A car door opened and slammed closed. “Here, here,” she heard from somewhere above her. A woman’s voice, soothing, kind. She caught a glimpse of sensible black shoes, stockings that ended at the knee, a hemline of dotted Swiss. It might have been her grandmother, someone’s grandmother, she was thinking…and then felt hands lifting her up.

“What’s all this?” the woman’s voice came to her. She stared at the woman, who propped her against the door of her idling car. It
was
a grandmother: felt hat, crumpled veil, spray of flowers. And there was another figure coming out of the driver’s side and through the glow of headlights: a tall, gaunt, balding man in an ill-fitting dark suit, the very uniform of a farmer-parishioner, and that was the stock in trade of the Reverend James Ray Willis.

She felt a surge of relief, safe now among the salt of the earth. “I’m all right,” she managed.

“Of course you are, dearie,” the woman said. She turned to her husband then and smiled. “She says she’s all right, hon.”

“Why, heck, yes, she is,” the man said, and he was wearing the same smile.

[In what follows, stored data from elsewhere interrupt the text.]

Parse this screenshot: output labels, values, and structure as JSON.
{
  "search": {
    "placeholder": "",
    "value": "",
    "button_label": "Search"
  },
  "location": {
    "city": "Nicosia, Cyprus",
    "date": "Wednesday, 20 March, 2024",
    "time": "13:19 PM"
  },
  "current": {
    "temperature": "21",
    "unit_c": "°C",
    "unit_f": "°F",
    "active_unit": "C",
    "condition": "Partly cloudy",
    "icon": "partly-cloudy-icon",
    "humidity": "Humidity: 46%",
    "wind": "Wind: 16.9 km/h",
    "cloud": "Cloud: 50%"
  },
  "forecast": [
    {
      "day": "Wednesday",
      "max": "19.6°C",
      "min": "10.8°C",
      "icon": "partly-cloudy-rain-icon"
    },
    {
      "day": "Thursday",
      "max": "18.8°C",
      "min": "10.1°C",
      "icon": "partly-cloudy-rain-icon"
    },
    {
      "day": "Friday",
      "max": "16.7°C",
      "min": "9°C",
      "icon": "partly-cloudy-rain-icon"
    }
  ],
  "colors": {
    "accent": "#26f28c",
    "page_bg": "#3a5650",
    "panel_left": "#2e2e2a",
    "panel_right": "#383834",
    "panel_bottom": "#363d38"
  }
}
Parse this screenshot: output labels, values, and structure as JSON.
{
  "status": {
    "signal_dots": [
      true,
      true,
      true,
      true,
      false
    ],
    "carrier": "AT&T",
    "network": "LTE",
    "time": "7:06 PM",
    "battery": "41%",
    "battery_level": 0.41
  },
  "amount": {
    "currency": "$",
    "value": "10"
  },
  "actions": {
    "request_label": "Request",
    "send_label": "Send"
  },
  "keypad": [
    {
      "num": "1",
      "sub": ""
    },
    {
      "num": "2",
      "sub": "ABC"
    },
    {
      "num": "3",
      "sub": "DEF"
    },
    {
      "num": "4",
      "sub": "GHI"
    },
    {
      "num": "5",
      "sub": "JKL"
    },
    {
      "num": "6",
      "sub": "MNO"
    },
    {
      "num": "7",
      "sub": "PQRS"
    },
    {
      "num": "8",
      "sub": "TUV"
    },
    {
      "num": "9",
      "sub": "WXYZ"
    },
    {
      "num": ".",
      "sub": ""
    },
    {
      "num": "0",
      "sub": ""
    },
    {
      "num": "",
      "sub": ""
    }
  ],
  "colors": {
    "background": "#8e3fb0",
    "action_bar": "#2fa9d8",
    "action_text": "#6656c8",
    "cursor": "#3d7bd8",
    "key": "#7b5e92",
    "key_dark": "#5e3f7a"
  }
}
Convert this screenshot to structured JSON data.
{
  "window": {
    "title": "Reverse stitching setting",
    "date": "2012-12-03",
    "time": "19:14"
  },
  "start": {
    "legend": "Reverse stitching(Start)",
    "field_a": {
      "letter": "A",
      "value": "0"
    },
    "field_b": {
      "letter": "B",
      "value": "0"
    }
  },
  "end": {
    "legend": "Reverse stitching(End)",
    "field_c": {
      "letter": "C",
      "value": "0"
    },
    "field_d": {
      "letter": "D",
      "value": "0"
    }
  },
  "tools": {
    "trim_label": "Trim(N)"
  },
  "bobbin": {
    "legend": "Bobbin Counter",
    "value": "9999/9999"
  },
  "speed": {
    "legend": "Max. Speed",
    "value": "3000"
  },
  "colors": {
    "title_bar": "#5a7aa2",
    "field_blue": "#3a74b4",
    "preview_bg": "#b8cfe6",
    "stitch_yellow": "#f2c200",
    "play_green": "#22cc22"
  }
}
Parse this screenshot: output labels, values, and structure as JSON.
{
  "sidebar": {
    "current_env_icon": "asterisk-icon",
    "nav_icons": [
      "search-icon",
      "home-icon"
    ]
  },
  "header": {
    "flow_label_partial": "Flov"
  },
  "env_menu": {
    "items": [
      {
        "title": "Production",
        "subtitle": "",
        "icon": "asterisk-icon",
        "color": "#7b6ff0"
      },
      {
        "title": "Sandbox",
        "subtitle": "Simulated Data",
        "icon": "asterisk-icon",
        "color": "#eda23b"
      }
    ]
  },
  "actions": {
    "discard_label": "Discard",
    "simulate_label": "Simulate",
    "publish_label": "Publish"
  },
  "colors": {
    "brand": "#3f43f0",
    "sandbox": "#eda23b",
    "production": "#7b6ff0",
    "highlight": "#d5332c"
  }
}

“Wait,” she said. “Are you…?” But she would never finish the thought. For there was an arm about her throat once again. And a terrible pressure. And a bombshell of light that loosed her across the skein of space at last.

***

The next service, a Saturday, they arrived early, found seats in the vast center section of the Convocation Center, on eye level with the pulpit. These were the best seats, they’d decided, trial and error over the past several months. Sitting elsewhere, you could get the effect, sort of, but it was a lot like trying to watch a big-screen TV from the corner of a room.

“It’s a waste of time getting here so early just to sit,” the tall man told his wife.

“Did you have something better to do?” she asked him.

“We got us traveling on our agenda. We could be at the airport, watching this on TV.”